In California, you may be protected from retaliation if you report your employer for doing something illegal. Before you blow the whistle, you should obtain legal advice. Am I Protected As a Whistle Blower in Los Angeles? Call our lawyers and find out.
You report your employer for an illegal or suspicious action that affects someone outside of your company.
You refuse to perform an illegal act.
You report your employer to a Branch of the Government.
You complain about conduct at work that amounts to a violation of Discrimination Laws such as Sexual Harassment.
You complain that your employer is committing wage violations such as overtime violations or not properly paying a wage.
Could your reporting of protected activity have caused your termination of employment? Both direct and circumstantial evidence may be used to prove causation, Colarossi v. Cory, 97 Cal.App.4th 1142, 1152, 119 Cal.Rptr.2d 131 (2002). CACI 2430 only requires that the violation of public policy was a “motivating factor.” An employer is liable for wrongful termination even if the termination was only partially motivated by an illegal reason, Balog v. LRJV, 204 Cal.App.3d 1295, 1309, 250 Cal.Rptr. 766 (1988).

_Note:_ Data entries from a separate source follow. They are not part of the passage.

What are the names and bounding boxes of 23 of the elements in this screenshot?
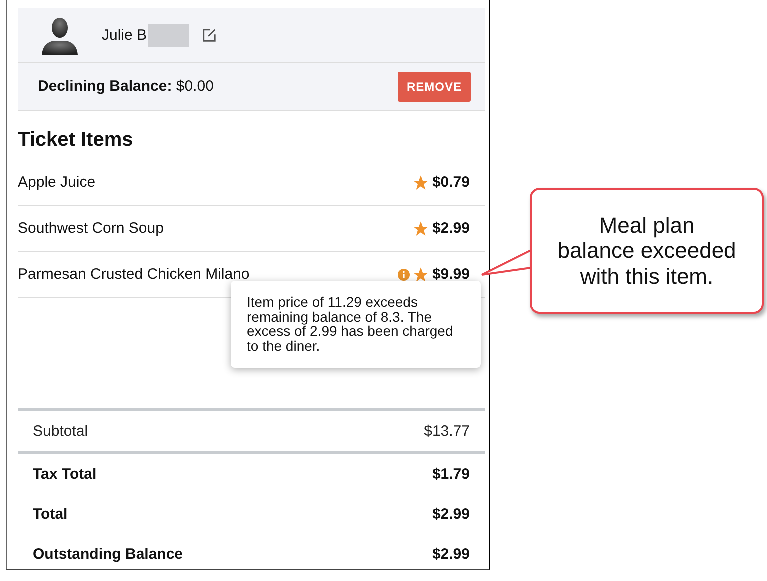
item-name: Southwest Corn Soup [18, 220, 164, 237]
item-name: Parmesan Crusted Chicken Milano [18, 266, 250, 283]
callout-text: Meal plan balance exceeded with this item. [558, 213, 736, 289]
total-label: Total [33, 506, 68, 522]
customer-name: Julie B [102, 26, 148, 44]
total-label: Subtotal [33, 422, 88, 440]
info-icon[interactable] [398, 268, 410, 280]
total-value: $2.99 [432, 546, 470, 562]
total-value: $1.79 [432, 466, 470, 482]
item-price: $9.99 [432, 266, 470, 283]
item-name: Apple Juice [18, 174, 96, 191]
tooltip: Item price of 11.29 exceeds remaining balance of 8.3. The excess of 2.99 has been charged to the diner. [231, 281, 481, 368]
ticket-items-heading: Ticket Items [18, 129, 134, 152]
total-label: Tax Total [33, 466, 97, 482]
item-price: $0.79 [432, 174, 470, 191]
total-value: $2.99 [432, 506, 470, 522]
total-value: $13.77 [424, 422, 470, 440]
item-price: $2.99 [432, 220, 470, 237]
edit-icon[interactable] [202, 28, 218, 42]
declining-balance: Declining Balance: $0.00 [38, 78, 214, 95]
total-label: Outstanding Balance [33, 546, 184, 562]
remove-button[interactable]: REMOVE [398, 72, 471, 102]
person-silhouette-icon [40, 15, 80, 55]
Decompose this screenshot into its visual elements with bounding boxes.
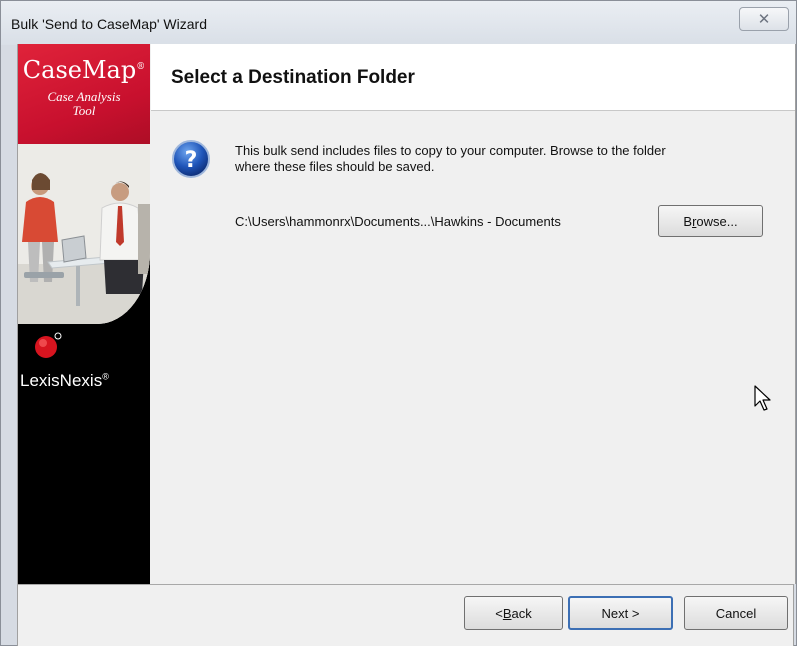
lexisnexis-logo-icon bbox=[35, 332, 62, 358]
browse-label-post: owse... bbox=[696, 213, 738, 229]
brand-registered-mark: ® bbox=[136, 62, 146, 72]
vendor-registered-mark: ® bbox=[102, 371, 109, 382]
vendor-logo-text: LexisNexis® bbox=[20, 371, 109, 391]
intro-line-1: This bulk send includes files to copy to… bbox=[235, 143, 666, 158]
browse-button[interactable]: Br owse... bbox=[658, 205, 763, 237]
intro-text: This bulk send includes files to copy to… bbox=[235, 143, 775, 175]
back-label-pre: < bbox=[495, 605, 503, 621]
close-button[interactable]: ✕ bbox=[739, 7, 789, 31]
question-circle-icon: ? bbox=[172, 140, 210, 178]
tagline-line-2: Tool bbox=[72, 103, 96, 118]
brand-name: CaseMap bbox=[22, 56, 137, 84]
back-accelerator: B bbox=[502, 605, 512, 621]
intro-line-2: where these files should be saved. bbox=[235, 159, 435, 174]
mouse-pointer-icon bbox=[754, 385, 771, 411]
page-title: Select a Destination Folder bbox=[171, 67, 415, 88]
wizard-header: Select a Destination Folder bbox=[151, 44, 795, 111]
back-button[interactable]: < Back bbox=[464, 596, 563, 630]
people-illustration bbox=[18, 144, 150, 324]
svg-text:?: ? bbox=[185, 148, 198, 173]
next-button[interactable]: Next > bbox=[568, 596, 673, 630]
business-people-photo bbox=[18, 144, 150, 324]
tagline-line-1: Case Analysis bbox=[47, 89, 121, 104]
casemap-logo: CaseMap® bbox=[18, 56, 150, 84]
title-bar: Bulk 'Send to CaseMap' Wizard ✕ bbox=[1, 1, 796, 45]
back-label-post: ack bbox=[511, 605, 532, 621]
cancel-button[interactable]: Cancel bbox=[684, 596, 788, 630]
wizard-body: CaseMap® Case Analysis Tool LexisNexis® … bbox=[17, 44, 796, 584]
brand-tagline: Case Analysis Tool bbox=[18, 90, 150, 118]
browse-label-pre: B bbox=[683, 213, 693, 229]
destination-path: C:\Users\hammonrx\Documents...\Hawkins -… bbox=[235, 214, 561, 229]
close-icon: ✕ bbox=[757, 11, 771, 28]
brand-sidebar: CaseMap® Case Analysis Tool LexisNexis® bbox=[18, 44, 150, 584]
wizard-footer: < Back Next > Cancel bbox=[17, 584, 794, 646]
vendor-name: LexisNexis bbox=[20, 371, 103, 390]
window-title: Bulk 'Send to CaseMap' Wizard bbox=[11, 16, 207, 32]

Case law does not establish any hard and fast rules about how long can transpire between the protected activity and the adverse employment action. Obviously this is a fact based question. There could be a case in which a very angry manager admitted to somebody else that they were getting an employee back for protected activity occurring 18 months earlier, and the court would not be able to dismiss the case as a matter of law, due to timing, with evidence like that. California cases have allowed retaliation claims to go forward, based upon timing, when far longer periods of time have elapsed between the protected activity and the adverse employment action than is present in this case.